Our best-selling DVD, new releases, and catalog releases for the fiscal year ended March 31, 2008, were Jeff Dunham: Spark of Insanity; Jeff Dunham: Arguing With Myself; Twilight Zone: The Definitive Collection; The Criterion Collection’s version of Fear and Loathing in Las Vegas; Discovery Channel’s Shark Week: 20th Anniversary Collection; Katt Williams: Live; Short Circuit; and Gabriel Iglesis.
It’s important to note the unusual non-operating cash flow items over the past three years that contributed to our $5.2 million in borrowings at the end of March 31, 2008. We have the $4.5 million in legal and investment banking and related BTP and Lions Gate Proxy Contest expenditures, we have that settlement charge relating to the executive, we have severance paid to Las Vegas facility of $3.164 million, and we have advances paid to BTP for exclusive content for titles we have yet to release, and then of course, offsetting all that, we received an advance from our Canadian distributor, Entertainment One, of $1,333,000 on March 31, 2008. All of that totals including the offset $6.7 million, we borrowed $5.2 million, so I believe that we can safely say that all this has contributed to our borrowing little.

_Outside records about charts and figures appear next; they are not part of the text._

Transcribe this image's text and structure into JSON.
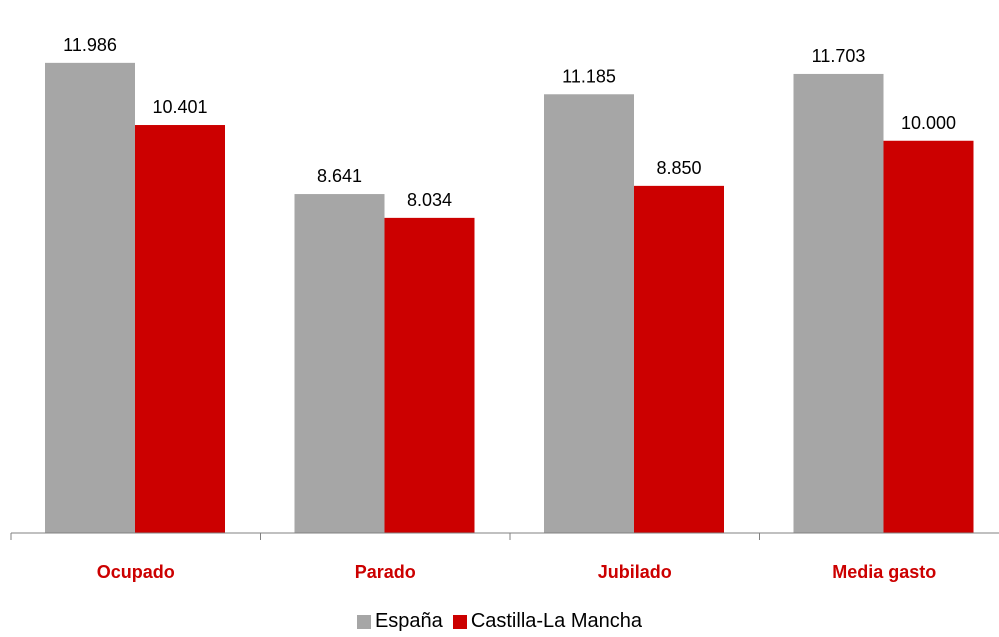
{
  "chart_data": {
    "type": "bar",
    "categories": [
      "Ocupado",
      "Parado",
      "Jubilado",
      "Media gasto"
    ],
    "series": [
      {
        "name": "España",
        "values": [
          11986,
          8641,
          11185,
          11703
        ],
        "labels": [
          "11.986",
          "8.641",
          "11.185",
          "11.703"
        ],
        "color": "#a6a6a6"
      },
      {
        "name": "Castilla-La Mancha",
        "values": [
          10401,
          8034,
          8850,
          10000
        ],
        "labels": [
          "10.401",
          "8.034",
          "8.850",
          "10.000"
        ],
        "color": "#cc0000"
      }
    ],
    "category_label_color": "#cc0000",
    "ylim": [
      0,
      12500
    ],
    "grid": false,
    "legend": "bottom"
  }
}
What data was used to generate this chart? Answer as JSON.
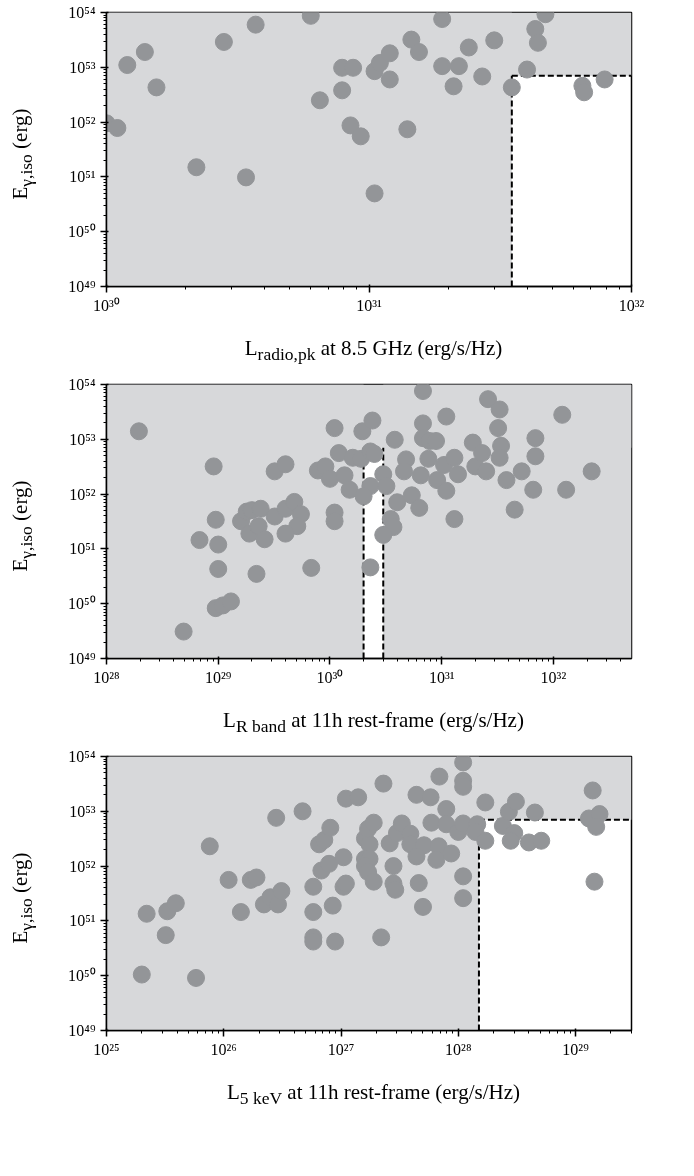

It’s been a very, very tough fiscal 2008, full of distractions. With the settlement of the BTP dispute, we are excited about not having distractions going into the next fiscal year. Plus with our featured film initiative where when you read the 10-K, we go through in detail the types of programming coming our next fiscal year. We didn’t have that kind of programming in fiscal 2008. We believe we are the best distributor of non-hits of selected programming, the best of everything that is non-studio-type release. What we were missing would be the featured film releases that actually have known casts. We think that by adding those two offerings plus internal broadcast elements plus the exciting growth that we are seeing in the digital side, that we actually have a real shot to grow our revenues, when in the past, without the featured films, it has been a struggle, and with that we have provided annual guidance of between $115 million and $125 million for fiscal 2009. We are not providing quarterly guidance at this time. We are not providing any EPS guidance or earnings guidance at this time either. Hopefully, as this year unfolds and we start seeing some consistency, we can provide that information to you.
Now, I’ll turn the call back over to Dave Borshell. Dave?
Operator, I think we are ready to take any questions.
Thank you. The question and the answer session will begin at this time (Operator Instructions). As there are no questions, I’d like to turn the conference back to Mr. Borshell.
No hurt feelings on our side with no questions. We will be back early part of August to announce our first quarter fiscal 2009. In the meantime, we appreciate you joining us on this call, and look forward to talking to you again in the near future. Operator, I think we’re done.
Ladies and gentlemen, if you wish to access a replay for this call, you may do so by dialing 1-888-203-1112, or 719-457-0820. Pass code 3407160. This concludes our conference for today. Thank you for participating, and have a nice day!